With the exception of the personal A, prepositional objects ≠ direct objects
He admits it to her = (Él) se lo reconoce (a ella). The pronoun IT is a DIRECT object = LO. The pronoun SHE is an INDIRECT object and its indirect objectform LE is MANDATORY whereas its stressed form A ELLA is REDUNDANT. The order is first indirect and then direct. Then the L in LE becomes S. Hence the SE LO
(Él) la reconoce (a ella) = He recognizes her. LA is the MANDATORY DIRECT object form of ELLA. The stressed objectform A ELLA is REDUNDANT. He recognizes her
In English we use "her" as both an object pronoun and a possessive pronoun, but in Spanish this is not so. "Su" means her as in "belonging to her" (Su mochila = her book bag,) whereas "ella" can mean both "she" (subject pronoun, as in "Ella es mi amiga - "She is my friend,") and "her" (object pronoun, as in "Yo he visto a ella" - "I have seen her.")

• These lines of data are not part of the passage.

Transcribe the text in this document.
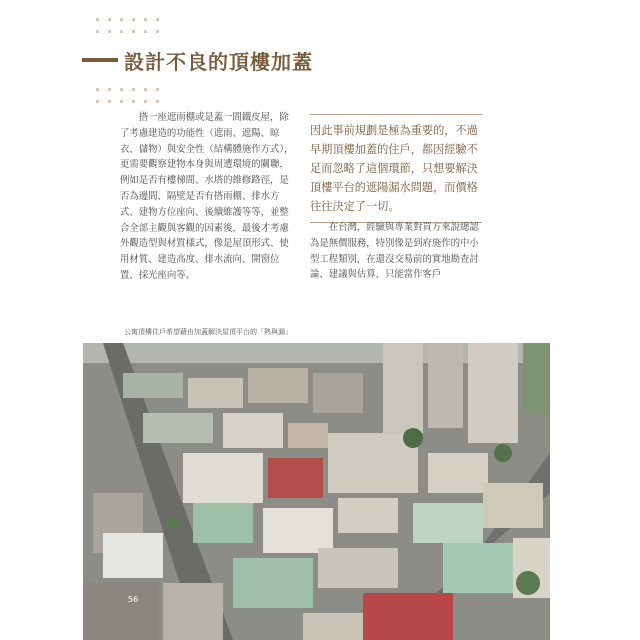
設計不良的頂樓加蓋

搭一座遮雨棚或是蓋一間鐵皮屋，除了考慮建造的功能性（遮雨、遮陽、晾衣、儲物）與安全性（結構體施作方式），更需要觀察建物本身與周遭環境的關聯，例如是否有樓梯間、水塔的維修路徑，是否為邊間、隔壁是否有搭雨棚、排水方式、建物方位座向、後續維護等等，並整合全部主觀與客觀的因素後，最後才考慮外觀造型與材質樣式，像是屋頂形式、使用材質、建造高度、排水流向、開窗位置、採光座向等。

因此事前規劃是極為重要的，不過早期頂樓加蓋的住戶，都因經驗不足而忽略了這個環節，只想要解決頂樓平台的遮陽漏水問題，而價格往往決定了一切。

在台灣，經驗與專業對買方來說總認為是無價服務，特別像是到府施作的中小型工程類別，在還沒交易前的實地勘查討論、建議與估算，只能當作客戶

公寓頂樓住戶希望藉由加蓋解決屋頂平台的「熱與漏」
56
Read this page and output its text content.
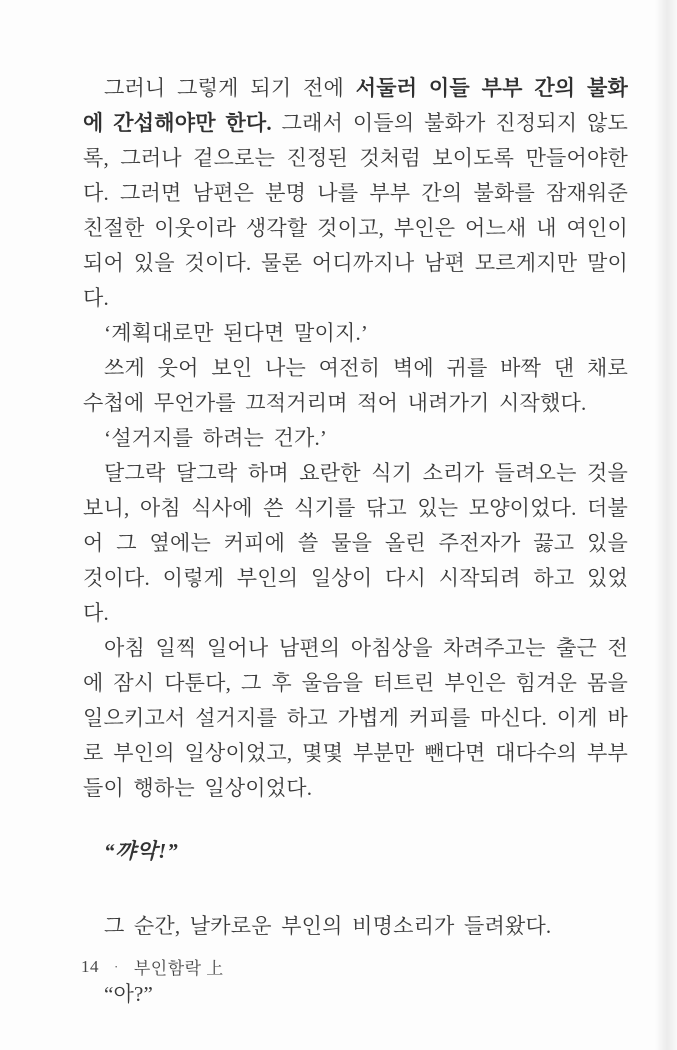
그러니 그렇게 되기 전에 서둘러 이들 부부 간의 불화에 간섭해야만 한다. 그래서 이들의 불화가 진정되지 않도록, 그러나 겉으로는 진정된 것처럼 보이도록 만들어야한다. 그러면 남편은 분명 나를 부부 간의 불화를 잠재워준 친절한 이웃이라 생각할 것이고, 부인은 어느새 내 여인이 되어 있을 것이다. 물론 어디까지나 남편 모르게지만 말이다.

‘계획대로만 된다면 말이지.’

쓰게 웃어 보인 나는 여전히 벽에 귀를 바짝 댄 채로 수첩에 무언가를 끄적거리며 적어 내려가기 시작했다.

‘설거지를 하려는 건가.’

달그락 달그락 하며 요란한 식기 소리가 들려오는 것을 보니, 아침 식사에 쓴 식기를 닦고 있는 모양이었다. 더불어 그 옆에는 커피에 쓸 물을 올린 주전자가 끓고 있을 것이다. 이렇게 부인의 일상이 다시 시작되려 하고 있었다.

아침 일찍 일어나 남편의 아침상을 차려주고는 출근 전에 잠시 다툰다, 그 후 울음을 터트린 부인은 힘겨운 몸을 일으키고서 설거지를 하고 가볍게 커피를 마신다. 이게 바로 부인의 일상이었고, 몇몇 부분만 뺀다면 대다수의 부부들이 행하는 일상이었다.

“꺄악!”

그 순간, 날카로운 부인의 비명소리가 들려왔다.

“아?”

14 · 부인함락 上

SqueezeboxSarah. I agree with you except for your last sentence which has ella as a direct object and therefore must contain ella's unstressed direct objectform la: "Yo la he visito (a ella)".
The sentence "Él la reconoce" could be either "He recognizes her" or "He recognizes it" in reference to a feminine object. It any given conversation your meaning is going to be clear without "a ella" since it will be obvious whether you mean a human or a thing. However, it's nice to know how to use the "a" to add a clarifier should you ever need to.
FULL DISCLOSURE: Native English speaker - US, Southern Appalachian dialect. Other uses of English may vary. Advice about Spanish should be taken with a grain of salt.